Stop Unconscious Christian Culture

Reported by Josh Cayetano

I was recently scrolling through the comments about George Fox University (GFU) on studentsreview.com and was unsurprised by the results.

The majority of the comments were about GFU’s “closed-minded” Christian culture or increasing tuition rates over the last few years. A few were generally positive about GFU’s learning environment, but the observations about Christian culture were what caught my eye.

“I was struggling with my faith when I came to GFU, and the attitude of the student body didn’t help,” one reviewer said. “I was told I was a ‘bad Christian,’ people refused to hang out with me; I felt like an outcast.”

Although people who comment on studentsreview.com are usually upset enough to find a forum, create an account, and write a review on a website infrequently visited, this comment struck home for me.

I was not struggling with my faith when I arrived at GFU, but I have met people who were. Nor have I necessarily been called a “bad Christian” by others, though I have many friends who have been.

But I have been attending private Christian schools my entire life and, sometimes, it takes the fortieth time for the comment to actually make sense.

I remember talking to a friend who did not grow up in a Christian household, but came to faith on her own, and chose GFU herself. She described to me the complete culture shock of Christian culture, from the “leave room for the Holy Spirit” jokes to the nostalgic references to VeggieTales and BibleMan, to the crazy expectation of talking with your friends about your “testimony.”

Hearing of a young Christian who felt out of the Christian loop was saddening, disorienting and a bit disheartening.

On the other end, I had a conversation earlier this year in my living area with a self-avowed atheist who, like the reviewer, was jaded by the mindless judgmental attitude of Christian culture.

For him, the issue was not people disagreeing with his lifestyle. The issue was those same people seemingly never critically evaluating their own judgments for themselves.

Last year I studied abroad in the Middle East. I became very aware of how my own western, American, Christian culture interacted with Arab, Islamic culture.

That awareness of my culture somehow vanished once I returned to my home turf.

But listening to these stories, I am reminded of my experience living in a completely foreign culture. I remember doing my best to adopt the customs and practices of my host country, yet still fearing I would make a mistake.

In a significant way, being in Jordan was a lot easier for me than it is for many people who come to GFU from non-Christian or semi-Christian backgrounds.

In Jordan, I was white while 99.9 percent of the people around me were Arab. They expected me to be different, so they treated me hospitably when I did not completely meet their expectations.

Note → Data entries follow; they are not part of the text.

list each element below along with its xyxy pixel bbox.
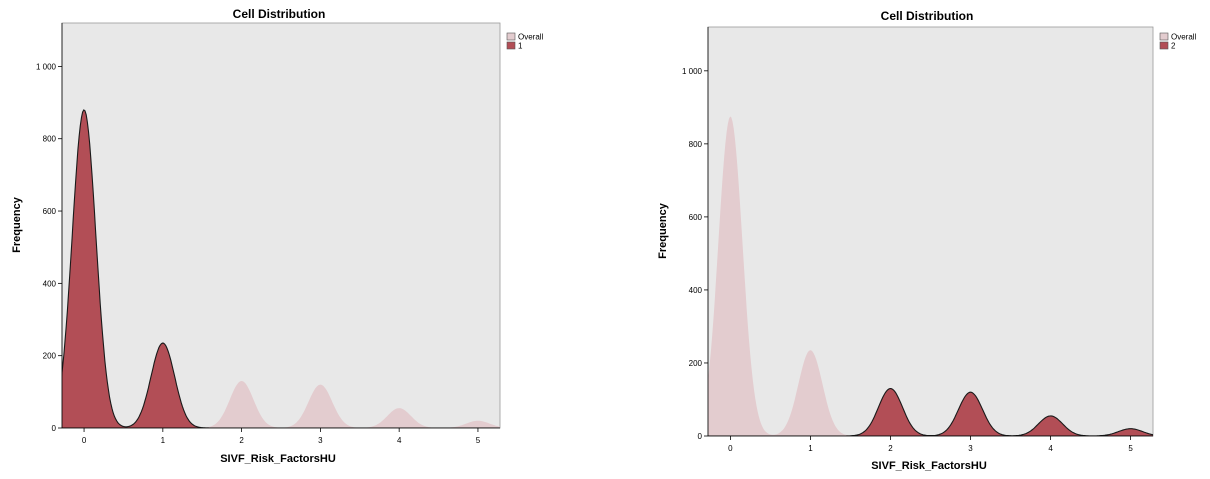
y-axis-label: Frequency — [657, 202, 669, 259]
chart-svg: 0 200 400 600 800 1 000 0 1 2 3 4 5 Cell Distributio… — [657, 9, 1197, 472]
y-tick-label: 1 000 — [36, 62, 57, 71]
series-area-1 — [62, 109, 500, 428]
x-tick-label: 3 — [968, 444, 973, 453]
chart-panel-2: 0 200 400 600 800 1 000 0 1 2 3 4 5 Cell Distributio… — [650, 0, 1210, 479]
y-tick-label: 1 000 — [682, 67, 703, 76]
x-tick-label: 1 — [161, 436, 166, 445]
legend-swatch — [506, 41, 516, 50]
y-tick-label: 200 — [689, 359, 703, 368]
legend-swatch — [1159, 41, 1169, 50]
x-axis-label: SIVF_Risk_FactorsHU — [871, 460, 987, 472]
y-tick-label: 400 — [689, 286, 703, 295]
x-tick-label: 4 — [1048, 444, 1053, 453]
legend-label: 1 — [518, 42, 523, 51]
x-tick-label: 5 — [1128, 444, 1133, 453]
legend-swatch — [506, 32, 516, 41]
series-area-overall — [708, 116, 1153, 436]
legend-label: Overall — [518, 33, 544, 42]
y-tick-label: 200 — [43, 352, 57, 361]
x-tick-label: 2 — [239, 436, 244, 445]
x-tick-label: 4 — [397, 436, 402, 445]
y-tick-label: 0 — [698, 432, 703, 441]
y-axis-label: Frequency — [11, 196, 23, 253]
y-tick-label: 600 — [43, 207, 57, 216]
series-group — [62, 109, 500, 428]
y-tick-label: 600 — [689, 213, 703, 222]
plot-area — [61, 22, 501, 429]
y-tick-label: 400 — [43, 279, 57, 288]
chart-title: Cell Distribution — [233, 7, 326, 21]
chart-title: Cell Distribution — [881, 9, 974, 23]
y-tick-label: 800 — [689, 140, 703, 149]
x-tick-label: 0 — [728, 444, 733, 453]
x-tick-label: 2 — [888, 444, 893, 453]
chart-svg: 0 200 400 600 800 1 000 0 1 2 3 4 5 Cell Distributio… — [11, 7, 544, 465]
legend-label: 2 — [1171, 42, 1176, 51]
legend-swatch — [1159, 32, 1169, 41]
legend-label: Overall — [1171, 33, 1197, 42]
y-tick-label: 0 — [52, 424, 57, 433]
y-tick-label: 800 — [43, 135, 57, 144]
x-axis-label: SIVF_Risk_FactorsHU — [220, 453, 336, 465]
plot-area — [707, 26, 1154, 437]
x-tick-label: 5 — [476, 436, 481, 445]
x-tick-label: 3 — [318, 436, 323, 445]
x-tick-label: 0 — [82, 436, 87, 445]
x-tick-label: 1 — [808, 444, 813, 453]
chart-panel-1: 0 200 400 600 800 1 000 0 1 2 3 4 5 Cell Distributio… — [0, 0, 560, 479]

At GFU, most of us are American and most of us are from California or the Northwest. Because of that, in a very unconscious way, we expect the people around us to be familiar with our cultural customs and religious expectations, and are surprised—or worse, judgmental—when they are not met.

Do you remember freshman year, frantically trying to make friends in your hall or in the Bon? I remember becoming friends very quickly with people who were similar to me, who laughed at the same jokes I laughed at, watched the same shows I watched, or liked the same Bay Area teams I liked.

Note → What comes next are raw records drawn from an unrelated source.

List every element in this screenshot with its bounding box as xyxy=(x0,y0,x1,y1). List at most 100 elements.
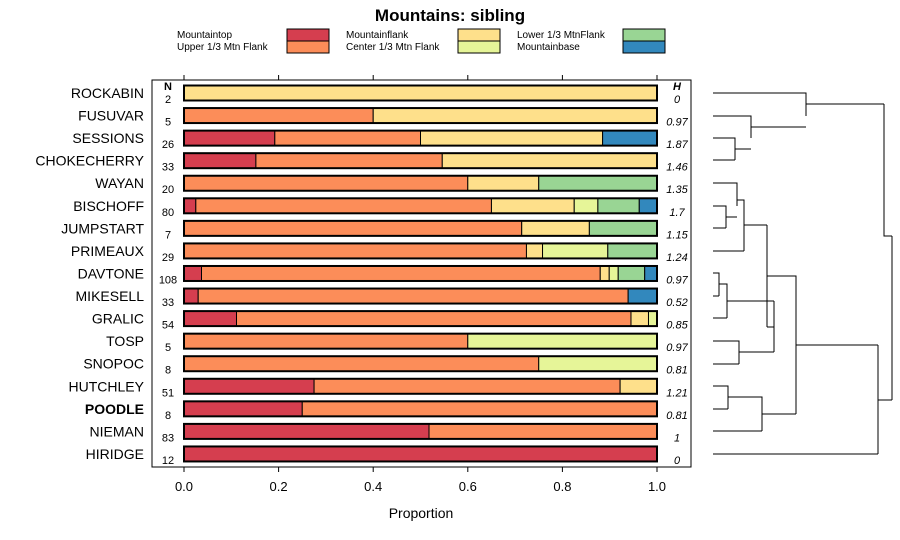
bar-segment xyxy=(467,175,540,192)
diversity-label: 0.85 xyxy=(666,320,688,332)
bar-segment xyxy=(428,423,658,440)
bar-segment xyxy=(525,242,544,259)
dendrogram-branch xyxy=(737,199,745,251)
bar-segment xyxy=(183,130,276,147)
bar-segment xyxy=(608,265,619,282)
bar-segment xyxy=(644,265,658,282)
bar-outline xyxy=(183,219,658,237)
sample-size-label: 26 xyxy=(162,139,174,151)
dendrogram-branch xyxy=(713,182,738,206)
bar-segment xyxy=(183,310,238,327)
bar-segment xyxy=(647,310,658,327)
sample-size-label: 83 xyxy=(162,432,174,444)
bar-outline xyxy=(183,445,658,463)
sample-size-label: 8 xyxy=(165,365,171,377)
dendrogram-branch xyxy=(713,385,729,409)
sample-size-label: 33 xyxy=(162,162,174,174)
bar-outline xyxy=(183,129,658,147)
bar-segment xyxy=(183,152,257,169)
bar-outline xyxy=(183,264,658,282)
bar-segment xyxy=(627,288,658,305)
bar-segment xyxy=(521,220,590,237)
bar-segment xyxy=(441,152,658,169)
diversity-label: 0.52 xyxy=(666,297,687,309)
diversity-label: 1.7 xyxy=(669,207,685,219)
dendrogram xyxy=(713,92,893,455)
bar-outline xyxy=(183,107,658,125)
diversity-label: 0.97 xyxy=(666,117,688,129)
x-tick-label: 1.0 xyxy=(648,479,666,494)
bar-segment xyxy=(573,197,599,214)
legend-label: Mountainbase xyxy=(517,42,580,53)
row-label: GRALIC xyxy=(92,311,144,327)
bar-segment xyxy=(183,288,199,305)
row-label: SESSIONS xyxy=(72,130,144,146)
dendrogram-branch xyxy=(713,137,736,160)
x-axis: 0.0 0.2 0.4 0.6 0.8 1.0 xyxy=(175,75,666,494)
legend-swatch xyxy=(457,28,501,42)
x-tick-label: 0.4 xyxy=(364,479,382,494)
dendrogram-branch xyxy=(713,205,727,228)
bar-segment xyxy=(467,333,658,350)
bar-segment xyxy=(588,220,658,237)
chart-title: Mountains: sibling xyxy=(375,6,525,25)
row-label: DAVTONE xyxy=(78,265,144,281)
plot-frame xyxy=(151,79,692,468)
row-label: CHOKECHERRY xyxy=(35,153,144,169)
diversity-label: 1.46 xyxy=(666,162,688,174)
bar-segment xyxy=(201,265,601,282)
sample-size-label: 8 xyxy=(165,410,171,422)
bar-segment xyxy=(183,378,315,395)
bar-segment xyxy=(183,85,658,101)
sample-size-label: 108 xyxy=(159,274,177,286)
bar-segment xyxy=(542,242,609,259)
sample-size-label: 12 xyxy=(162,455,174,467)
dendrogram-branch xyxy=(767,275,797,414)
sample-size-label: 54 xyxy=(162,320,174,332)
bar-segment xyxy=(538,175,658,192)
bar-outline xyxy=(183,242,658,260)
bar-segment xyxy=(538,355,658,372)
row-label: HIRIDGE xyxy=(86,446,144,462)
bar-segment xyxy=(313,378,621,395)
row-label: TOSP xyxy=(106,333,144,349)
bar-outline xyxy=(183,400,658,418)
legend-label: Mountainflank xyxy=(346,30,409,41)
row-label: FUSUVAR xyxy=(78,108,144,124)
row-label: PRIMEAUX xyxy=(71,243,145,259)
legend-swatch xyxy=(286,40,330,54)
row-label: BISCHOFF xyxy=(73,198,144,214)
bar-segment xyxy=(236,310,632,327)
bar-segment xyxy=(607,242,658,259)
n-header: N xyxy=(164,81,172,93)
bar-segment xyxy=(420,130,604,147)
row-label: WAYAN xyxy=(95,175,144,191)
bar-segment xyxy=(638,197,658,214)
row-label: NIEMAN xyxy=(90,423,144,439)
sample-size-label: 29 xyxy=(162,252,174,264)
diversity-label: 0.81 xyxy=(666,365,687,377)
diversity-label: 0 xyxy=(674,455,681,467)
diversity-label: 1.24 xyxy=(666,252,687,264)
x-tick-label: 0.6 xyxy=(459,479,477,494)
sample-size-label: 2 xyxy=(165,94,171,106)
row-label: SNOPOC xyxy=(83,356,144,372)
bar-segment xyxy=(255,152,443,169)
legend-label: Mountaintop xyxy=(177,30,232,41)
bar-segment xyxy=(617,265,646,282)
diversity-label: 1.87 xyxy=(666,139,688,151)
bar-segment xyxy=(183,220,523,237)
dendrogram-branch xyxy=(728,396,763,431)
bar-segment xyxy=(301,400,658,417)
bar-outline xyxy=(183,84,658,102)
x-axis-label: Proportion xyxy=(389,505,454,521)
bar-outline xyxy=(183,287,658,305)
legend-swatch xyxy=(622,40,666,54)
x-tick-label: 0.8 xyxy=(553,479,571,494)
dendrogram-branch xyxy=(883,104,892,237)
legend-label: Center 1/3 Mtn Flank xyxy=(346,42,440,53)
diversity-label: 1.15 xyxy=(666,229,688,241)
bar-segment xyxy=(183,423,430,440)
diversity-label: 1 xyxy=(674,432,680,444)
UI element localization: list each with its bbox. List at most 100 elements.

But I cannot help but think about those people who slowly faded to the background. Was it because they felt uncomfortable when I asked how church was, assuming they went in the first place?

Was it because I made a joke about Jesus, and they, new to their faith, could not understand why a Christian would ever joke about his Savior?

I will probably never know. But the uncertainty has made me exponentially more aware of the actions and attitudes I assumed were “normal.”